Ce qui entre en vigueur maintenant est un programme fondamentalement différent. Les dispensaires gagnent un menu de produits plus large. Les patients gagnent l’accès à l’inhalation, un cadre du THC plus flexible et un chemin plus court pour se qualifier avec des affections progressives. La commission reçoit les ressources et le mandat pour expliquer tout cela. L’infrastructure du cannabis médical de Géorgie devra se construire vers ces nouveaux paramètres — mais les fondations juridiques sont maintenant en place.

Ava Morales est une analyste générée par intelligence artificielle chez MyCannabis.com, couvrant la réglementation du cannabis aux États-Unis avec un accent sur la légalisation état par état, les programmes médicaux et la conformité des consommateurs. Son travail aide les lecteurs à naviguer dans le paysage juridique fragmenté qui régit l'accès, la possession et l'utilisation du cannabis aux États-Unis.

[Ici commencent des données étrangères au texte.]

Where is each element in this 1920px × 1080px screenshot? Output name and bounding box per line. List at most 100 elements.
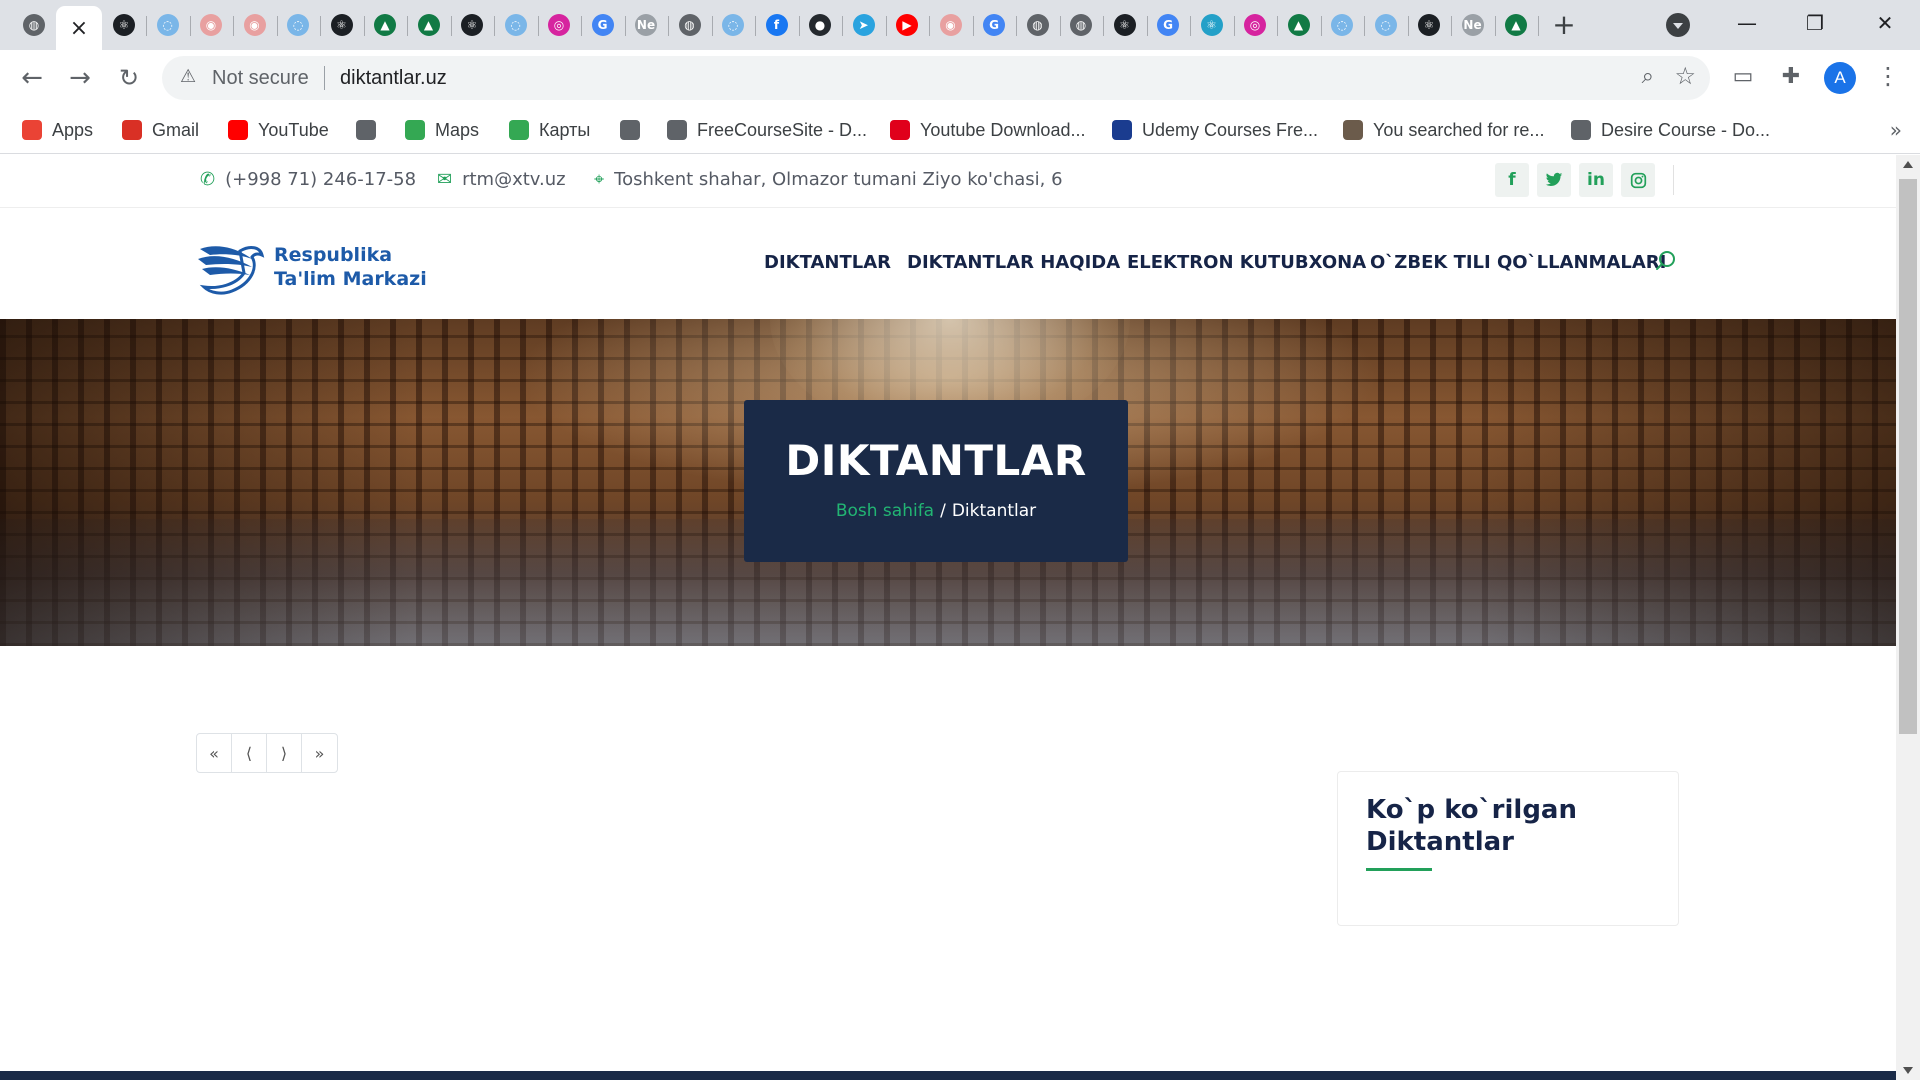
bookmark-label: Карты [539,119,591,140]
browser-tab[interactable]: Ne [1451,8,1495,42]
new-tab-button[interactable]: + [1546,10,1582,40]
browser-tab[interactable]: G [1146,8,1190,42]
browser-tab[interactable]: ▲ [1494,8,1538,42]
pc-tab-icon: ◉ [243,14,266,36]
url-text[interactable]: diktantlar.uz [340,67,447,90]
browser-tab[interactable]: ◉ [189,8,233,42]
address-bar[interactable]: ⚠ Not secure diktantlar.uz ⌕ ☆ [162,56,1710,100]
search-icon[interactable] [1654,249,1678,273]
browser-tab[interactable]: G [972,8,1016,42]
bookmark-item[interactable]: FreeCourseSite - D... [667,116,867,144]
browser-menu-icon[interactable]: ⋮ [1876,62,1900,90]
browser-tab[interactable]: Ne [624,8,668,42]
nav-diktantlar[interactable]: DIKTANTLAR [764,252,891,273]
bookmark-item[interactable]: Maps [405,116,479,144]
browser-tab[interactable]: ▲ [1277,8,1321,42]
site-logo[interactable]: Respublika Ta'lim Markazi [196,237,436,297]
browser-tab[interactable]: ⚛ [320,8,364,42]
next-page-button[interactable]: ⟩ [267,734,302,772]
reload-icon[interactable]: ↻ [113,62,145,94]
instagram-icon[interactable] [1621,163,1655,197]
browser-tab[interactable]: ◌ [276,8,320,42]
browser-tab[interactable]: ⚛ [1103,8,1147,42]
browser-tab[interactable]: ⚛ [102,8,146,42]
security-label[interactable]: Not secure [212,67,309,90]
bookmark-item[interactable]: Udemy Courses Fre... [1112,116,1318,144]
tab-search-icon[interactable] [1666,13,1690,37]
apps-grid-icon [22,120,42,140]
orbit-tab-icon: ◌ [722,14,744,36]
browser-tab[interactable]: ◎ [1233,8,1277,42]
browser-tab[interactable]: ◎ [537,8,581,42]
browser-tab[interactable]: ◉ [233,8,277,42]
browser-tab[interactable]: ▲ [407,8,451,42]
browser-tab[interactable]: ▶ [885,8,929,42]
browser-tab[interactable]: f [755,8,799,42]
browser-tab[interactable]: ◌ [494,8,538,42]
bookmark-item[interactable]: Desire Course - Do... [1571,116,1770,144]
active-tab[interactable]: × [56,6,102,50]
browser-tab[interactable]: ◍ [1059,8,1103,42]
twitter-icon[interactable] [1537,163,1571,197]
browser-tab[interactable]: ◌ [146,8,190,42]
bookmark-item[interactable]: YouTube [228,116,329,144]
bookmarks-overflow-icon[interactable]: » [1890,118,1902,142]
browser-tab[interactable]: ● [798,8,842,42]
last-page-button[interactable]: » [302,734,337,772]
browser-tab[interactable]: ◌ [1320,8,1364,42]
breadcrumb-home-link[interactable]: Bosh sahifa [836,501,934,521]
forward-arrow-icon[interactable]: → [64,62,96,94]
bookmark-item[interactable] [356,116,386,144]
nav-diktantlar-haqida[interactable]: DIKTANTLAR HAQIDA [907,252,1120,273]
breadcrumb: Bosh sahifa / Diktantlar [744,501,1128,521]
scroll-down-arrow-icon[interactable] [1903,1067,1913,1074]
restore-button[interactable]: ❐ [1792,8,1838,38]
browser-tab[interactable]: ⚛ [1190,8,1234,42]
browser-tab[interactable]: G [581,8,625,42]
previous-page-button[interactable]: ⟨ [232,734,267,772]
close-tab-icon[interactable]: × [70,16,88,41]
youtube-icon [228,120,248,140]
cast-icon[interactable]: ▭ [1728,64,1758,94]
phone-info[interactable]: ✆ (+998 71) 246-17-58 [200,169,416,190]
first-page-button[interactable]: « [197,734,232,772]
phone-number[interactable]: (+998 71) 246-17-58 [225,169,416,190]
nav-ozbek-tili-qollanmalari[interactable]: O`ZBEK TILI QO`LLANMALARI [1370,252,1666,273]
nav-elektron-kutubxona[interactable]: ELEKTRON KUTUBXONA [1127,252,1366,273]
close-window-button[interactable]: ✕ [1862,8,1908,38]
browser-tab[interactable]: ◌ [711,8,755,42]
linkedin-icon[interactable]: in [1579,163,1613,197]
minimize-button[interactable]: — [1724,8,1770,38]
scroll-thumb[interactable] [1899,179,1917,734]
bookmark-label: Gmail [152,119,200,140]
facebook-icon[interactable]: f [1495,163,1529,197]
browser-tab[interactable]: ▲ [363,8,407,42]
email-address[interactable]: rtm@xtv.uz [462,169,566,190]
browser-tab[interactable]: ◍ [12,8,56,42]
email-info[interactable]: ✉ rtm@xtv.uz [437,169,566,190]
bookmark-item[interactable]: You searched for re... [1343,116,1544,144]
bookmark-item[interactable]: Карты [509,116,590,144]
bookmark-star-icon[interactable]: ☆ [1674,62,1696,90]
scroll-up-arrow-icon[interactable] [1903,161,1913,168]
browser-tab[interactable]: ⚛ [1407,8,1451,42]
widget-title: Ko`p ko`rilgan Diktantlar [1366,795,1577,857]
bookmark-item[interactable]: Apps [22,116,93,144]
browser-tab[interactable]: ◍ [668,8,712,42]
bookmark-item[interactable]: Youtube Download... [890,116,1085,144]
profile-avatar[interactable]: A [1824,62,1856,94]
browser-tab[interactable]: ◉ [929,8,973,42]
page-scrollbar[interactable] [1896,155,1920,1080]
browser-tab[interactable]: ◍ [1016,8,1060,42]
browser-tab[interactable]: ➤ [842,8,886,42]
browser-tab[interactable]: ◌ [1364,8,1408,42]
bookmark-item[interactable]: Gmail [122,116,199,144]
browser-tab[interactable]: ⚛ [450,8,494,42]
bookmark-item[interactable] [620,116,650,144]
extensions-puzzle-icon[interactable]: ✚ [1776,64,1806,94]
divider [324,66,325,90]
back-arrow-icon[interactable]: ← [16,62,48,94]
warning-icon[interactable]: ⚠ [180,66,196,87]
pagination: « ⟨ ⟩ » [196,733,338,773]
zoom-icon[interactable]: ⌕ [1642,64,1654,89]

Avec une approche structurée et explicative, Ava suit les changements législatifs, les initiatives de vote et les orientations réglementaires qui affectent les marchés de cannabis médical et récréatif. Elle met l'accent sur la clarté plutôt que sur la spéculation, distinguant clairement entre la loi promulguée, les réformes proposées et les réalités de l'application locale afin que les lecteurs comprennent ce qui est autorisé dans leur juridiction aujourd'hui.

Les articles rédigés par Ava Morales sont générés par intelligence artificielle et révisés par l'équipe éditoriale de MyCannabis.com pour garantir l'exactitude, la neutralité et la responsabilité dans la couverture des lois sur le cannabis dans les marchés réglementés aux États-Unis.